What Poulter was reacting to was Johnny Miller, who has been tweaking players for so long that he no longer gets the benefit of the doubt.

He is the announcer the players love to hate. And in a game where memories last longer than most scoring records, even innocuous statements by Miller these days are greeted with a level of vitriol that often exceeds their stand-alone value.

He is no longer a “love him or hate him,” broadcaster. Lines are clearly drawn: Fans love him, players hate him.

It has been going on since Johnny first sat behind a microphone, but the first public shots in the feud came in 1999 after his comments about Justin Leonard at the Ryder Cup. When Leonard struggled in his first couple of matches, Miller said he should have sat on the couch as the hotel and watched the matches on television.

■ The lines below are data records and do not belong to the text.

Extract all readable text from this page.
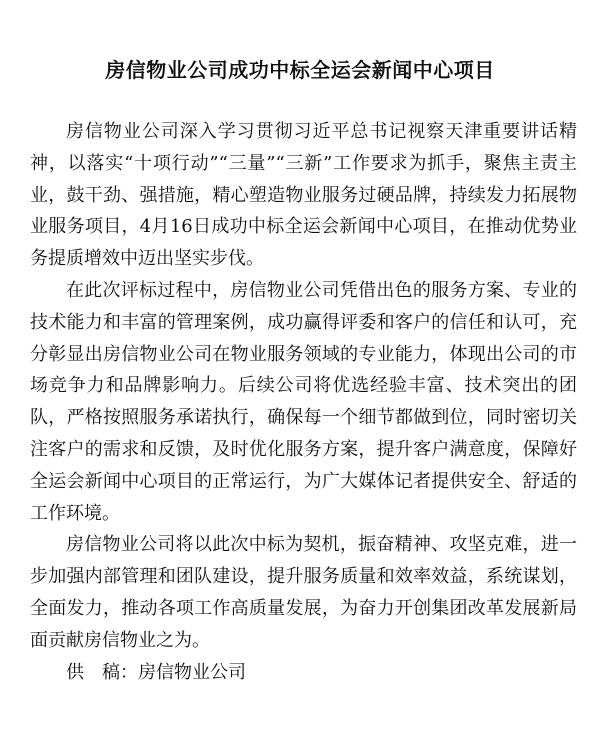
房信物业公司成功中标全运会新闻中心项目

房信物业公司深入学习贯彻习近平总书记视察天津重要讲话精神，以落实“十项行动”“三量”“三新”工作要求为抓手，聚焦主责主业，鼓干劲、强措施，精心塑造物业服务过硬品牌，持续发力拓展物业服务项目，4月16日成功中标全运会新闻中心项目，在推动优势业务提质增效中迈出坚实步伐。

在此次评标过程中，房信物业公司凭借出色的服务方案、专业的技术能力和丰富的管理案例，成功赢得评委和客户的信任和认可，充分彰显出房信物业公司在物业服务领域的专业能力，体现出公司的市场竞争力和品牌影响力。后续公司将优选经验丰富、技术突出的团队，严格按照服务承诺执行，确保每一个细节都做到位，同时密切关注客户的需求和反馈，及时优化服务方案，提升客户满意度，保障好全运会新闻中心项目的正常运行，为广大媒体记者提供安全、舒适的工作环境。

房信物业公司将以此次中标为契机，振奋精神、攻坚克难，进一步加强内部管理和团队建设，提升服务质量和效率效益，系统谋划，全面发力，推动各项工作高质量发展，为奋力开创集团改革发展新局面贡献房信物业之为。

供　稿：房信物业公司
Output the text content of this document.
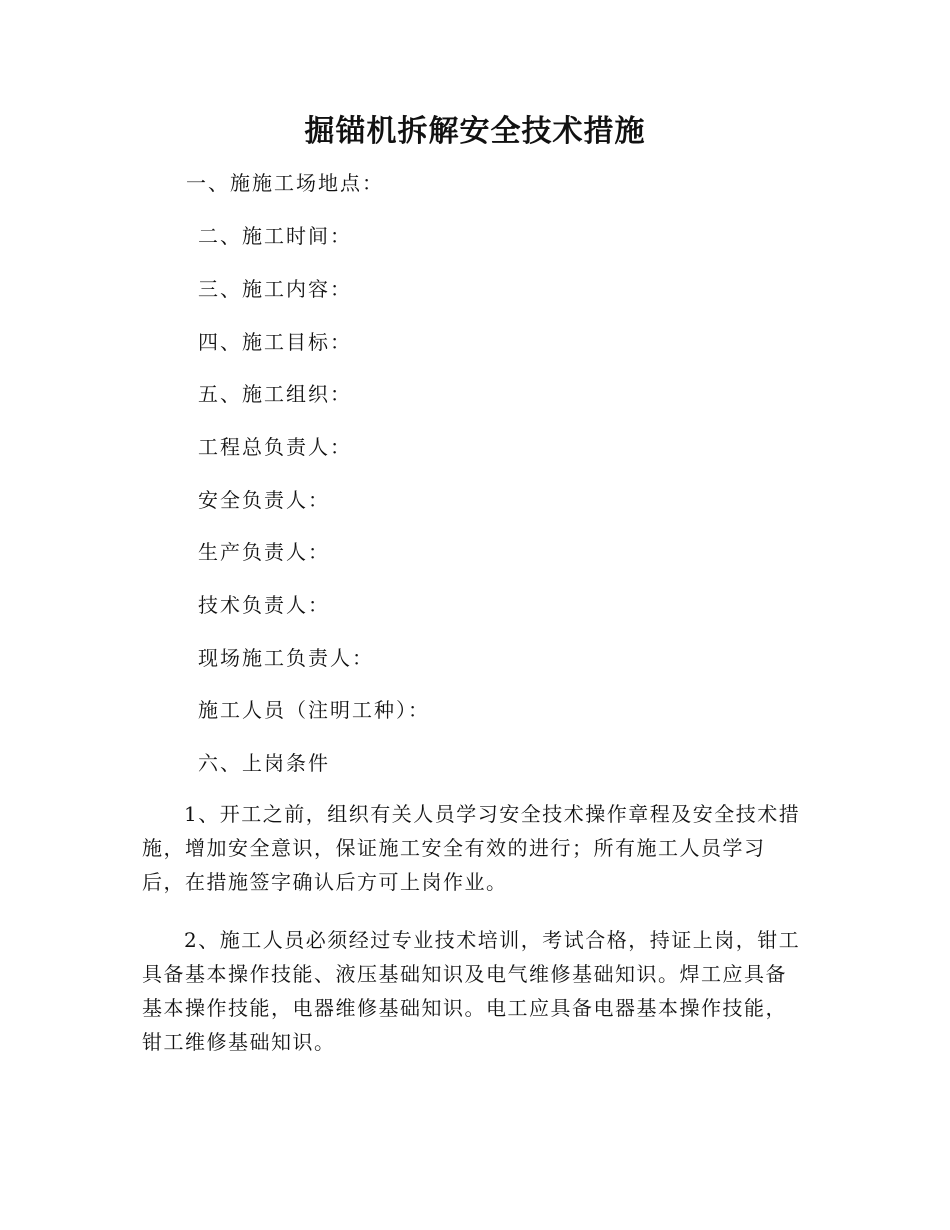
掘锚机拆解安全技术措施

一、施施工场地点：

二、施工时间：

三、施工内容：

四、施工目标：

五、施工组织：

工程总负责人：

安全负责人：

生产负责人：

技术负责人：

现场施工负责人：

施工人员（注明工种）：

六、上岗条件

1、开工之前，组织有关人员学习安全技术操作章程及安全技术措
施，增加安全意识，保证施工安全有效的进行；所有施工人员学习
后，在措施签字确认后方可上岗作业。
2、施工人员必须经过专业技术培训，考试合格，持证上岗，钳工
具备基本操作技能、液压基础知识及电气维修基础知识。焊工应具备
基本操作技能，电器维修基础知识。电工应具备电器基本操作技能，
钳工维修基础知识。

At the time Jim Furyk said, “What he said about Justin was wrong. That kind of stuff upsets me. That’s no room for that. The flip side is he’s very popular with the viewers. People love hearing stuff like that, but people love going to NASCAR to watch wrecks, too. I don’t know what that says about us.”

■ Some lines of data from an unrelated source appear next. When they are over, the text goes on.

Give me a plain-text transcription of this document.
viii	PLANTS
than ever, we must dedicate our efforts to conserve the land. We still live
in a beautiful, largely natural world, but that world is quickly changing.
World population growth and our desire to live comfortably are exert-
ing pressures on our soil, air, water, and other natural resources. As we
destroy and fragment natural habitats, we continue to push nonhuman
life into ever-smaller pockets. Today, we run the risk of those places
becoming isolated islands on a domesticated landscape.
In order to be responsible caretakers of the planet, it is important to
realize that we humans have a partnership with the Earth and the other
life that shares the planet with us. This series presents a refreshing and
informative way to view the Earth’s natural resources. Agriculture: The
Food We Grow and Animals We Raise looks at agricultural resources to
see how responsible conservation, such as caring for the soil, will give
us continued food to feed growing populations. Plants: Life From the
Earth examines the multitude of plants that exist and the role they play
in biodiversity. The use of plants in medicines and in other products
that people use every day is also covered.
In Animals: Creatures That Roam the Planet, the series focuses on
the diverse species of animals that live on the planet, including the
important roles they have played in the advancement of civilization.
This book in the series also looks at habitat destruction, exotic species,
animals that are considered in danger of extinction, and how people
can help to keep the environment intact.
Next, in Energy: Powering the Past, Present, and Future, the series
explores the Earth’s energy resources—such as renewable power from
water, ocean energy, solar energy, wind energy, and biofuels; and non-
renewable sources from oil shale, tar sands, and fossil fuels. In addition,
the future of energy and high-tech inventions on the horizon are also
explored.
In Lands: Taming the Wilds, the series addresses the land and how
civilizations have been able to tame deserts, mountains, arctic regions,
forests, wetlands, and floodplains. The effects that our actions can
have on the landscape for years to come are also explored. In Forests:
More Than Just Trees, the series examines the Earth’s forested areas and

Davis Love, who would catch a few zingers of his own from Miller when he captained a Ryder Cup 13 years later, said after the Leonard kerfuffle, “If he continues talking about us like that, I’m going to have to talk to Tommy Roy, his producer, and say ‘Tom, I’m not talking to you guys anymore if you’re going to treat us like that.’

“What really made me mad was that Johnny said, after all that, that he represents the game,” Love continued. “Johnny Miller does not represent the game. I have not heard one person say anything but bad things about the way he does his job. The guys on tour don’t like the way he does it. If he can say he doesn’t like the way we play, we can say we don’t like the way he analyzes.”

Almost 14 years later, the acrimony continues.

Between that time and the present, Johnny made fun of Rocco Mediate’s name, saying “Guys with the name of Rocco don’t get the trophy, do they?” He was downright mean to Tim Clark as Clark was winning the Players Championship, saying things like “There’s a reason Mr. Clark has finished second eight times,” and calling it “unbelievable” when Clark found the final fairway with a driver. And he called Captain Tom Lehman’s Ryder Cup team (prior to the Matches), “probably on paper the worst Ryder Cup team we’ve ever fielded.”

Off camera he’s not much gentler. Bring up any subject – fishing, cars, boats, skiing, or the migratory patterns of the Finnish Cormorant – and Johnny knows more than you. If you don’t believe it, just ask him.

But the feud is fizzling, not because Johnny has softened his opinions, but because most players view him as a caricature. To the players, he is Ron Burgundy, so unaware of his own beclowning that his quips about one of them hitting “a really bad shot” or “not being very smart,” have become more of a reflection of the analyst than the subject.

That is why Poulter was so quick to throw the “Ha Ha’s” out after this latest dustup. He understands what most players have come to realize: Johnny is no longer worth the effort it takes to get upset at him. All you can do now is laugh.